Email Management
My email management process is a source of pride. It’s not the best in the world, but it works very well for me. It borrows a lot from Merlin Mann’s Inbox Zero ouvre, and I’m sure many more neat tricks have been implemented by the community than by moi.
- It all starts with GMail. There are other good webmail applications, but GMail is very, very good and I have never been tempted by the fruit of another. Because GMail’s search is so good, I almost don’t have to organize my mail at all.
- I funnel about a half dozen email addresses into a single GMail inbox. Go to Settings -> Accounts and Import. I also have each of these addresses as “Send mail as:” addresses too, which requires a confirmation step after you set up your POP3 settings. The POP3 mailboxes only update once an hour or so, which is fine with me. I’m not in any hurry.
- I created one Filter/Label combo to rule them all: “00 Inbox”. I wanted something other than the default “Inbox” label, becaues GMail wants to do special things with it that I don’t. Also, the two leading zeros means it’s always sorted alphabetically at the top of my labels. Every email gets this label. I have other labels that I use manually for stuff like making a resume pile, stuff I want to save for certain clients, that kind of thing. But 00 Inbox is the important one.
- I use hotkeys, K, J, N, M, X, Y, # and others to rapidly work with new emails in 00 Inbox. I’m ruthless. I remove the label on anything that I don’t need to care about or respond to. Overnight cron output, email marketing, anything from David J. Neff, threads I’m not directly participating in, all get the ol’ K/J(moving to the message), X (selecting the message), and Y (removing the message’s label) treatment.
- Once the 00 Inbox label is gone from a message, I know I don’t need to worry about it anymore. It’s still saved, it’s still searchable, but it is no longer a source of stress.
- The Goal: Have zero messages with the 00 Inbox label. This way I know that I don’t need to respond to anything in GMail.
- My GMail bookmarks take me directly to the view of the 00 Inbox label: http://mail.google.com/mail/#label/00+Inbox Saves one click.

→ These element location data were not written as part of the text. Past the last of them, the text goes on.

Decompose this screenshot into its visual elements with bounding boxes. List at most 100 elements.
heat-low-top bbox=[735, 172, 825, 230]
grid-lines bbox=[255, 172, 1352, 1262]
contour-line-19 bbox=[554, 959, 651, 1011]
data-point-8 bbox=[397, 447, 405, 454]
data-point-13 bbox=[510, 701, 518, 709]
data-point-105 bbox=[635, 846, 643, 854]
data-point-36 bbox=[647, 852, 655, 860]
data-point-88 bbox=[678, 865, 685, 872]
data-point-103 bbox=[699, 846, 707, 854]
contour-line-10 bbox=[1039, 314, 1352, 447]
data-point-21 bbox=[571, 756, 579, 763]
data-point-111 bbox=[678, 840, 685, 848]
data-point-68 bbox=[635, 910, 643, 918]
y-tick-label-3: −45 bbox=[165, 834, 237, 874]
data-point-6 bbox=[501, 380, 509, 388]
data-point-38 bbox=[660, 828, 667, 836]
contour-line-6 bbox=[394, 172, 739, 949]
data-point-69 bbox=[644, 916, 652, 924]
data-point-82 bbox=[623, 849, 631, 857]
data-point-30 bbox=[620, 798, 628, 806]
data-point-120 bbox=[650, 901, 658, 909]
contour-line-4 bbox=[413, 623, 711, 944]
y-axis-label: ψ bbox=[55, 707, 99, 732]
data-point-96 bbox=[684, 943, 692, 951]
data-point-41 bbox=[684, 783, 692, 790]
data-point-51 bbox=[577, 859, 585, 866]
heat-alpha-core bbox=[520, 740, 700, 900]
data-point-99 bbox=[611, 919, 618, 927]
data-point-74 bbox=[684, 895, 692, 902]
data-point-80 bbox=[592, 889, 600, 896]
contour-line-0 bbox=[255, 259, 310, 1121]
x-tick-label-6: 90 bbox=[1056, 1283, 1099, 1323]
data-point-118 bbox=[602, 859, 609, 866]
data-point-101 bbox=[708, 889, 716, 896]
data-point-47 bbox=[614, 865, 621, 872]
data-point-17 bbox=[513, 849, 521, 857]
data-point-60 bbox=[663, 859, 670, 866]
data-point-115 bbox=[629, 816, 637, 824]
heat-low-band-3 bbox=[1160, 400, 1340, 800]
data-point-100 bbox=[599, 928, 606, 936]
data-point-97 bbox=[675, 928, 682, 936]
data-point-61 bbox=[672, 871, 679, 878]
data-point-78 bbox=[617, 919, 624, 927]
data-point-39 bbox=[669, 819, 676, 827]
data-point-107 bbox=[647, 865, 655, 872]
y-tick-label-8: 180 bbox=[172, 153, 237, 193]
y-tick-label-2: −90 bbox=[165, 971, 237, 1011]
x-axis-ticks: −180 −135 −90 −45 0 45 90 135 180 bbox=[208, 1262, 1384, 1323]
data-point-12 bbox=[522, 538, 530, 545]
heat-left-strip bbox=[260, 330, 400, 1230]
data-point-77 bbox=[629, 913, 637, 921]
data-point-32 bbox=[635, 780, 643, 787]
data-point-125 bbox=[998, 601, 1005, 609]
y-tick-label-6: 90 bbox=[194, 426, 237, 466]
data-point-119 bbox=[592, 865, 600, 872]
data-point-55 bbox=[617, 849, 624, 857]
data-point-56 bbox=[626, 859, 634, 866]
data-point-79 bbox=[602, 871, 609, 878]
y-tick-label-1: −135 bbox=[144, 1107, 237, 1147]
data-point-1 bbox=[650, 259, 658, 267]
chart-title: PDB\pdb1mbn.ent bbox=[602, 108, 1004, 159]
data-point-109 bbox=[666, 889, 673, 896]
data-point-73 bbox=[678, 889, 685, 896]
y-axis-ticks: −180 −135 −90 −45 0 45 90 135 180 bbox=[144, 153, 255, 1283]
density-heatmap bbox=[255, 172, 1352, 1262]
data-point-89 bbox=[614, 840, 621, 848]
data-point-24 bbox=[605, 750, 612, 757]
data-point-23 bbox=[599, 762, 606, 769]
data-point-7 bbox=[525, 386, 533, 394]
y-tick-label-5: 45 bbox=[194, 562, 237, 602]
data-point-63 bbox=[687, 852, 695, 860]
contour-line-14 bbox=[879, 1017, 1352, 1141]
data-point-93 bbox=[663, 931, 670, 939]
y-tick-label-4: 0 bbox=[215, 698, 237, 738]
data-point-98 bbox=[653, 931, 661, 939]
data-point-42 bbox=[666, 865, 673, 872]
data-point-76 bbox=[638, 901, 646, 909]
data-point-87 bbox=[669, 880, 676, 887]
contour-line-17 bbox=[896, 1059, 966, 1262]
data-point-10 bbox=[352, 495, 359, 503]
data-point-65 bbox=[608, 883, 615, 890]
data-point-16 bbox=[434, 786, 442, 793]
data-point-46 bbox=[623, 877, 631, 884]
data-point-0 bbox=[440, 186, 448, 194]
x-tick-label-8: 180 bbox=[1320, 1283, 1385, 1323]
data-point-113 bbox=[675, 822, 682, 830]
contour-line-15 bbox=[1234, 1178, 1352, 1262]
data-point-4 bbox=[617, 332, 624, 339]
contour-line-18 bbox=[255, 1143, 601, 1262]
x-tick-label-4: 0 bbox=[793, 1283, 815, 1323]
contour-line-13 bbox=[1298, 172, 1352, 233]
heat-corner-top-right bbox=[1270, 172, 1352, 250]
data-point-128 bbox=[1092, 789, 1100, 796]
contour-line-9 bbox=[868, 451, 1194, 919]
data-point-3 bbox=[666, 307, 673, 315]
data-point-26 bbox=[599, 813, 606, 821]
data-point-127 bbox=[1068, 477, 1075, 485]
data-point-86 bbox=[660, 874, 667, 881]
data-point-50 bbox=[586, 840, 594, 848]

- If a message hangs around in 00 Inbox all day, and then into the next day, I know I’m avoiding it. It’s time to respond with something, or make the decision that I never intend to respond.
These are some other things I’ve picked up along the way:
- If you don’t like receiving email, don’t send it. The more you send, the more you get.
- The more rapidly you respond to something, the more urgency the recipient will feel to return the favor.
- I funnel my voicemail messages to Google Voice, which in turn delivers a text version to 00 Inbox. They may not be intelligible, but it saves 2 minutes checking my voicemail to see who that call was from and approximately how important their message is.
- I used to have a label called “Later” which is where things from “00 Inbox” would go when I was tired of looking at them. I renamed this label “Never” and then deleted it.
- I’m only able to actually achieve Inbox Zero a couple times a week, at best, but I end just about every workday below “Inbox 10″ or so. There are always a few emails that I’m waiting on for one reason or another.
It’s easiest to get to “Inbox Zero” when you start from something close to zero. So, if curious, your steps should be to implement such an inbox/label, use it, get in the habit, and stay in the habit.